2. The Web in "Semantic Web"

This is often overlooked but is a fundamental part and causes similar features and trends - the data is distributed, made by individuals as well as organisations, linking is expected and without pre-coordination, people need to jump from document to document to find things, the content is expected to be updated and moved, broken (404ed) and so on.

This led to adding lots of resilience in Raptor[2] for bad data such that it can try to report the errors, as well as deal with large RDF/XML files efficiently - stream results using a minimum of memory and not leak memory. As well as:

3. Data Aggregation

FOAF quite soon shows a need to consider the network aspects of dealing with web-scale information and managing data aggregation and updating. This was demonstrated in FOAF crawlers such as Edd Dumbill's FOAFbot[5], built with Redland and python.

The problem FOAFbot found was in tracking FOAF content that was updated as it crawled and re-crawled, which was hard to do in a simple triple store. This led to the development of Redland Contexts[6] that efficiently allow sets of triples to be added and removed from a graph (preserving duplicates) to allow easy updating of aggregated information.

4. Triple Stores

There are a wide variety of storage issues for FOAF ranging from the large - store all the triples ever seen - to the small - temporary graphs for new files before they are merged in. Some of these might be best with database backing, others are not appropriate in small environments.
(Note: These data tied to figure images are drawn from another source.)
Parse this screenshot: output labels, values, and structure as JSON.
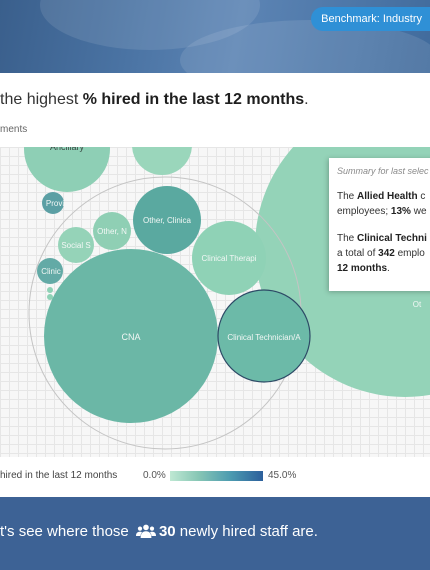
{
  "header": {
    "benchmark_label": "Benchmark: Industry"
  },
  "headline": {
    "prefix": "the highest ",
    "emphasis": "% hired in the last 12 months",
    "suffix": "."
  },
  "subhead": "ments",
  "chart_data": {
    "type": "bubble",
    "title": "the highest % hired in the last 12 months",
    "color_metric": "hired in the last 12 months",
    "color_scale": {
      "min": "0.0%",
      "max": "45.0%",
      "min_color": "#bfe8d3",
      "max_color": "#2c5f9c"
    },
    "groups": [
      {
        "name": "Clinical Technician/A",
        "bubbles": [
          {
            "label": "CNA",
            "color": "#6bb7a6"
          },
          {
            "label": "Clinical Technician/A",
            "color": "#6cbaa8",
            "highlighted": true
          },
          {
            "label": "Other, Clinica",
            "color": "#5aa9a0"
          },
          {
            "label": "Clinical Therapi",
            "color": "#8fd2b6"
          },
          {
            "label": "Other, N",
            "color": "#8fcfb4"
          },
          {
            "label": "Social S",
            "color": "#95d3b8"
          },
          {
            "label": "Provi",
            "color": "#5b9fa4"
          },
          {
            "label": "Clinic",
            "color": "#63aaa6"
          }
        ]
      },
      {
        "name": "Ancillary",
        "bubbles": [
          {
            "label": "Ancillary",
            "color": "#8ecfb5"
          }
        ]
      },
      {
        "name": "Allied Health",
        "bubbles": [
          {
            "label": "Ot",
            "color": "#94d3b8"
          }
        ]
      }
    ]
  },
  "summary": {
    "title": "Summary for last selec",
    "line1_prefix": "The ",
    "line1_bold": "Allied Health",
    "line1_suffix": " c",
    "line2_prefix": "employees; ",
    "line2_bold": "13%",
    "line2_suffix": " we",
    "line3_prefix": "The ",
    "line3_bold": "Clinical Techni",
    "line4_prefix": "a total of ",
    "line4_bold": "342",
    "line4_suffix": " emplo",
    "line5_bold": "12 months",
    "line5_suffix": "."
  },
  "legend": {
    "title": "hired in the last 12 months",
    "min_label": "0.0%",
    "max_label": "45.0%"
  },
  "footer": {
    "prefix": "t's see where those ",
    "count": "30",
    "suffix": " newly hired staff are.",
    "icon": "people-group-icon"
  }
}
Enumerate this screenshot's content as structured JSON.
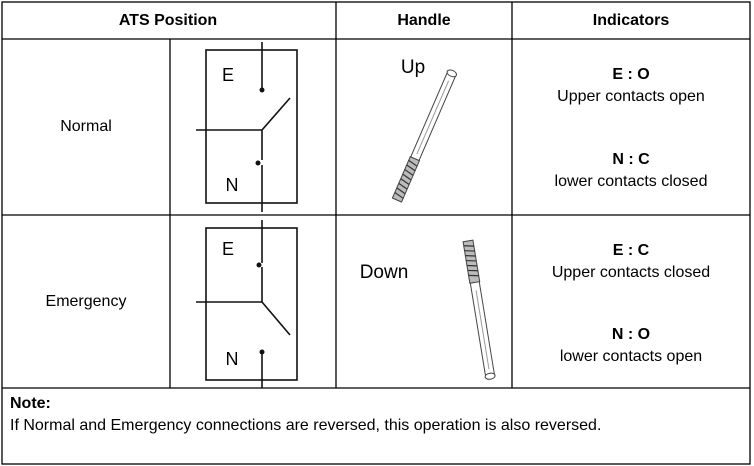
{
  "table": {
    "header": [
      "ATS Position",
      "Handle",
      "Indicators"
    ],
    "rows": [
      {
        "position": "Normal",
        "symbol_labels": [
          "E",
          "N"
        ],
        "handle": "Up",
        "indicators": [
          {
            "code": "E : O",
            "text": "Upper contacts open"
          },
          {
            "code": "N : C",
            "text": "lower contacts closed"
          }
        ]
      },
      {
        "position": "Emergency",
        "symbol_labels": [
          "E",
          "N"
        ],
        "handle": "Down",
        "indicators": [
          {
            "code": "E : C",
            "text": "Upper contacts closed"
          },
          {
            "code": "N : O",
            "text": "lower contacts open"
          }
        ]
      }
    ]
  },
  "note": {
    "title": "Note:",
    "text": "If Normal and Emergency connections are reversed, this operation is also reversed."
  }
}
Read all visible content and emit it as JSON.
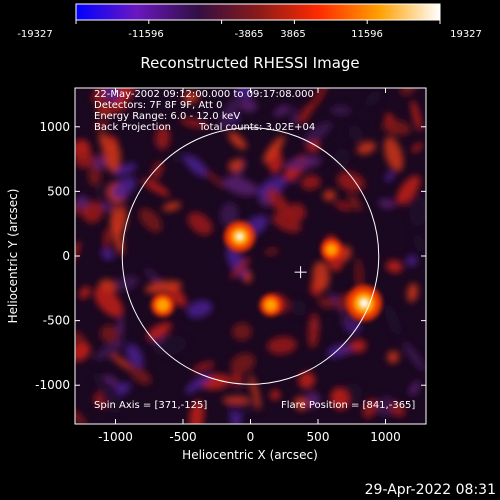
{
  "colorbar": {
    "ticks": [
      "-19327",
      "-11596",
      "-3865",
      "3865",
      "11596",
      "19327"
    ],
    "range": [
      -19327,
      19327
    ]
  },
  "chart_data": {
    "type": "heatmap",
    "title": "Reconstructed RHESSI Image",
    "xlabel": "Heliocentric X (arcsec)",
    "ylabel": "Heliocentric Y (arcsec)",
    "xlim": [
      -1300,
      1300
    ],
    "ylim": [
      -1300,
      1300
    ],
    "xticks": [
      -1000,
      -500,
      0,
      500,
      1000
    ],
    "yticks": [
      -1000,
      -500,
      0,
      500,
      1000
    ],
    "xtick_labels": [
      "-1000",
      "-500",
      "0",
      "500",
      "1000"
    ],
    "ytick_labels": [
      "-1000",
      "-500",
      "0",
      "500",
      "1000"
    ],
    "info_lines": [
      "22-May-2002 09:12:00.000 to 09:17:08.000",
      "Detectors: 7F 8F 9F, Att 0",
      "Energy Range: 6.0 - 12.0 keV",
      "Back Projection"
    ],
    "total_counts": "Total counts: 3.02E+04",
    "spin_axis": "Spin Axis = [371,-125]",
    "flare_position": "Flare Position = [841,-365]",
    "solar_disk": {
      "center": [
        0,
        0
      ],
      "radius": 950
    },
    "spin_axis_point": [
      371,
      -125
    ],
    "sources": [
      {
        "x": 841,
        "y": -365,
        "strength": 1.0
      },
      {
        "x": -80,
        "y": 150,
        "strength": 0.82
      },
      {
        "x": -650,
        "y": -380,
        "strength": 0.55
      },
      {
        "x": 150,
        "y": -380,
        "strength": 0.5
      },
      {
        "x": 600,
        "y": 50,
        "strength": 0.45
      }
    ],
    "colormap": [
      "#0000ff",
      "#6a18c0",
      "#320f44",
      "#8a1a1a",
      "#ff2a00",
      "#ffa000",
      "#ffffff"
    ]
  },
  "footer": {
    "timestamp": "29-Apr-2022 08:31"
  }
}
These led to extending the original Redland store from 2 (memory, indexed hashes) to include MySQL for large stores written by Morten Frederiksen and several others, described in [7].

5. Language Bindings

Writing Redland in C gave portability but it also enabled something that promotes RDF and applications such as FOAF, ease of use from other language bindings by using wrappers. Most modern dynamic languages such as Python, Ruby, C# have good or very-good support for calling native C methods. Redland at present has 7 binding languages available[8] to allow a wide range of developers to easily work in their own application languages without the need to deal with C.

This is supporting feature rather than one that FOAF applications alone required, but enables easier development for all applications.

6. RDF Query

To make FOAF applications simpler, sometimes you need to just abstract away from the data details and just ask questions like "give me the person whose foaf:mboxsha1_sum is XXX" which can be done at the API level but is much easier using a query language such as Squish, RDQL, SeRQL etc.

This led to the creation of the Rasqal RDF Query library[3] currently providing RDQL for Redland, along with language bindings for (at present) Python, Perl and C#.

7. Summary

Redland has had a large part of it's development driven by FOAF applications, as FOAF is the largest and webbiest Semantic Web application, with lots of real data available, and this is only going to continue.

References

[1]
Redland RDF Application Framework, Dave Beckett
[2]
Raptor RDF Parser Toolkit, Dave Beckett, a Redland package.
[3]
Rasqal RDF Query Library, Dave Beckett, a Redland package.
[4]
The Design and Implementation of the Redland RDF Application Framework, Dave Beckett, in proceedings of WWW10, May 2-5, 2001, Hong Kong, ACM 1-58113-348-0/01/0005.
[7]
FOAFBot: IRC Community Support Agent, Edd Dumbill as described in his articles Tracking provenance of RDF data and Support online communities with FOAF, for IBM developerWorks.
[6]
Large Scale Resource Discovery and Presentation Demonstrator, Dave Beckett, SWAD-Europe Deliverable 12.4.1, 2004-06-04
[7]
Redland Storage Modules, Dave Beckett
[8]
Redland Language Bindings, Dave Beckett, a Redland package